Desliga o telefone seca e friamente, sem “tchau”, “até logo”, “inté”. Dinorah chega às sete todos os dias. Às vezes tenho a impressão de que ela fica tentando me observar por detrás do painel que separa nossas mesas. O seu computador fica exatamente ao oposto do meu. Quando fecha os maiores contratos, fica gritando ao telefone. Fica passando o perfil de seus clientes por aqueles pop-mails na intranete. E, com certeza, ela pensa que pode mais que os outros.

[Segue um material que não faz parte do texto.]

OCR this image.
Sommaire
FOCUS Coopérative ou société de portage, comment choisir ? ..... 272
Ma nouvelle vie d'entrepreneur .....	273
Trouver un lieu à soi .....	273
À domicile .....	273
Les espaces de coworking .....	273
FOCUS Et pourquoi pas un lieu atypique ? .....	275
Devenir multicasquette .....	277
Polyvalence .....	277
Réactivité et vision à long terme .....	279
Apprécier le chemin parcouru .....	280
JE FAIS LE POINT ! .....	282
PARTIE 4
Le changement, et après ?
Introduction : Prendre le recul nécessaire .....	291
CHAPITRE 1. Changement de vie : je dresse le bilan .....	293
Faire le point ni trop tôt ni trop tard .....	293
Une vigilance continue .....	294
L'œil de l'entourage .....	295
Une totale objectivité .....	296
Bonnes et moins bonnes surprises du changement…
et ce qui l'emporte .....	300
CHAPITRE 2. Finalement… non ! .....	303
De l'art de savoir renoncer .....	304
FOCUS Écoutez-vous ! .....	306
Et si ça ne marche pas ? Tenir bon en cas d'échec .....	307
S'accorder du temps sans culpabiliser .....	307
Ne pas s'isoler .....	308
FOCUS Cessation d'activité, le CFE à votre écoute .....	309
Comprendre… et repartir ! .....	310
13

O ponteiro da gasolina está quase na reserva. Preciso lembrar de abastecer, depois do expediente.
“Bom-dia, Souza?”
“Um - rum!”. Porteiros normalmente são extrovertidos. Gostam de assuntar, perguntar e querem saber de tudo, sempre. Exceto o Souza.
“Algo de errado?”
“São quase 10. O senhor vai acabar sendo demitido desse jeito.”
“Por que diz isso Souza?”
“Porque é quase 10.”
Algo me dizia que isso tinha o dedo ou a língua da Dinorah.
Putz. Estava marcada uma reunião para as oito, com todos os representantes de vendas e a gerência da seguradora.
Que coisa! Marcam uma reunião importante em plena segunda-feira? Eles não sabem que existem seres humanos normais (eu sou quase um – tirando o meu nome), que saem e se divertem com os amigos no domingo à noite? Que vão ao bar do Jorge para ver as menininhas da pensão da Dona Dirce, que fica quase esquina com o posto Dois Irmãos? Quem são eles para marcar uma reunião logo na primeira hora da manhã de uma segunda-feira? Não vêem que nem todo mundo consegue tomar metrô para vir ao trabalho (exceto nos dias de rodízio). E deixei de tomar transporte público, não por opção, mas porque cansei de ser assaltado na baldeação. As faixas amarelas de segurança pegam trouxa. Já quase me empurraram sobre os trilhos, sem contar as coronhadas que tomo ao entrar no vagão. O empurra-empurra da estação da Sé já me quebrou o polegar esquerdo, e por quase um mês, só pude tomar pingado naquelas canecas Jô Soares. Há de convir que reuniões às 10 da manhã já soariam mais apropriadas...
“Como foi a reunião Dinorah?”
“”Bom-dia” sempre faz bem no início de qualquer diálogo, não acha?”
“”Bom-dia” por quê? “Bom-dia para quem?” Para o guarda que me deu uma “comida-de-rabo”, por eu ter parado sobre a faixa do pedestre? Ele não me deu “Bom-dia”? Devo dar “Bom-dia” para os motoristas de ônibus da Viação Gatusa? E os clandestinos e as lotações que fecham a gente neste trânsito insano, desta cidade fétida? Devo distribuir “Bom-dia” para todos? Para o Amarelinho que me multou sábado passado na saída do Parque Antártica? Nem o porteiro me diz “Bom-dia”. “Bom-dia” para você, por quê?”
“O gerente de vendas me demitiu. Parabéns. Você conseguiu Lindovaldo, com esse seu nome de gente humilde, simples, e com suas piadas de rodas de boteco, sempre puxando conversa com o Souza... fisgando os clientes certos, que pagam em dia...”
“Mas são sempre contratos pequenos, eu, eu, eu não sab...”
“Sim. Lindovaldo, você nunca me enganou com essa sua jogada de quem está sempre em cima do muro. Você, com essa panca de quem não cheira e nem fede. Você pensa que eu nunca notei?”
“Do que está falando, Dinorah?”
“De que você fica me observando por detrás do painel e está sempre de bituca nas minhas negociações com os meus clientes. Pensa que não percebo quando estou ao telefone? Toma Lindovaldo. Essa mesa é toda sua. Esse computador é todo seu. Meus mailings, malas diretas, listas de endereços eletrônicos. Engole isso tudo Lindovaldo. Agora você, de fato, vai poder não só se achar o melhor, mas vai poder dizer para todo mundo que é a coqueluche da Seguradora. Tenha um bom dia Lindovaldo Tavares!”